MR-thermometry in the heart has been developed over the last decade for RF-ablation monitoring to predict ablation outcomes. This study investigates a new approach to compensate respiratory motion. A catheter tracking module was integrated in a single-shot gradient echo echo-planar imaging sequence to dynamically position automatically the stack-of-slices on the catheter tip.  As compared to the literature the proposed method uses local displacements at the vicinity of the catheter without prior knowledge relative to the displacement of the heart during respiration. In this study we have investigated the feasibility of this approach in vivo during RF-ablation in sheep.

Akbar Alipour, Eric Meyer, Hassan Elahi, Sarah Fink, Henry Halperin, Akila Viswanathan, Ehud Schmidt

Advanced cervical-cancer spreads from the cervix to the posterior-endometrium and vaginal walls.  Improving imaging SNR in this region shortens scan-times required for precisely localizing live-tumor locations before high-dose-rate (HDR) interstitial radiation-therapy.
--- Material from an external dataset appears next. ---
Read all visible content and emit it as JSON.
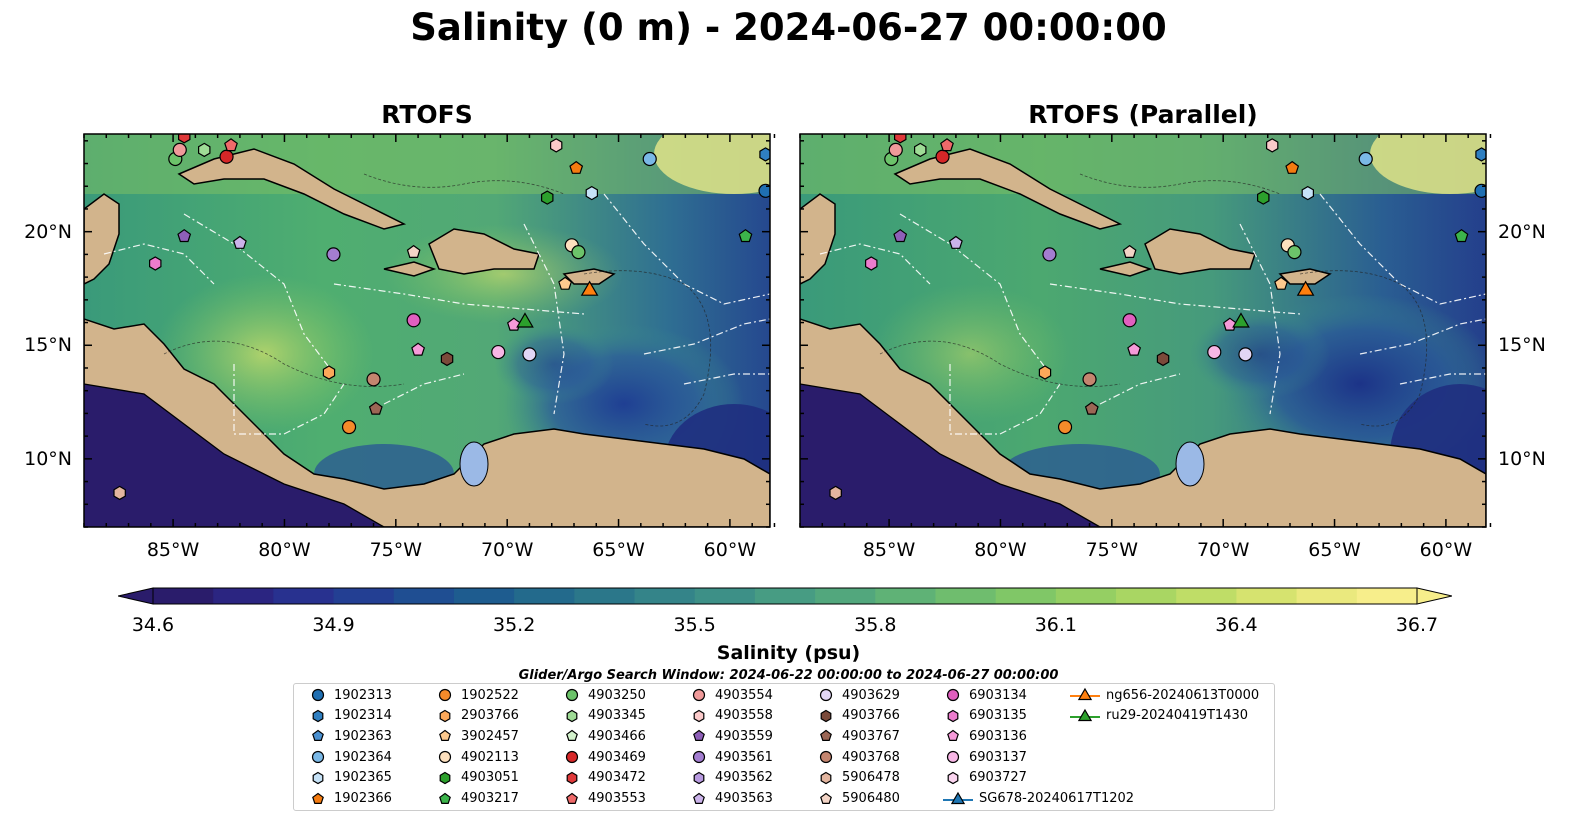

Current endo-vaginal coils focus on vaginal-wall imaging and are in-effective for posterior-endometrium/cervix imaging. This study designs and builds an endo-vaginal array which contains sideways-looking vaginal-wall, and forward-looking cervix/posterior-endometrium elements. The forward-looking “spiral”-coil is metallic-backed, pushing the RF-lobe upwards, enlarging its FOV. The array was designed with electromagnetic simulation and tested in phantoms and swine. Forward-looking SNR over a 3x3x3 cm³ FOV was ~4-8 times that of the spine-array.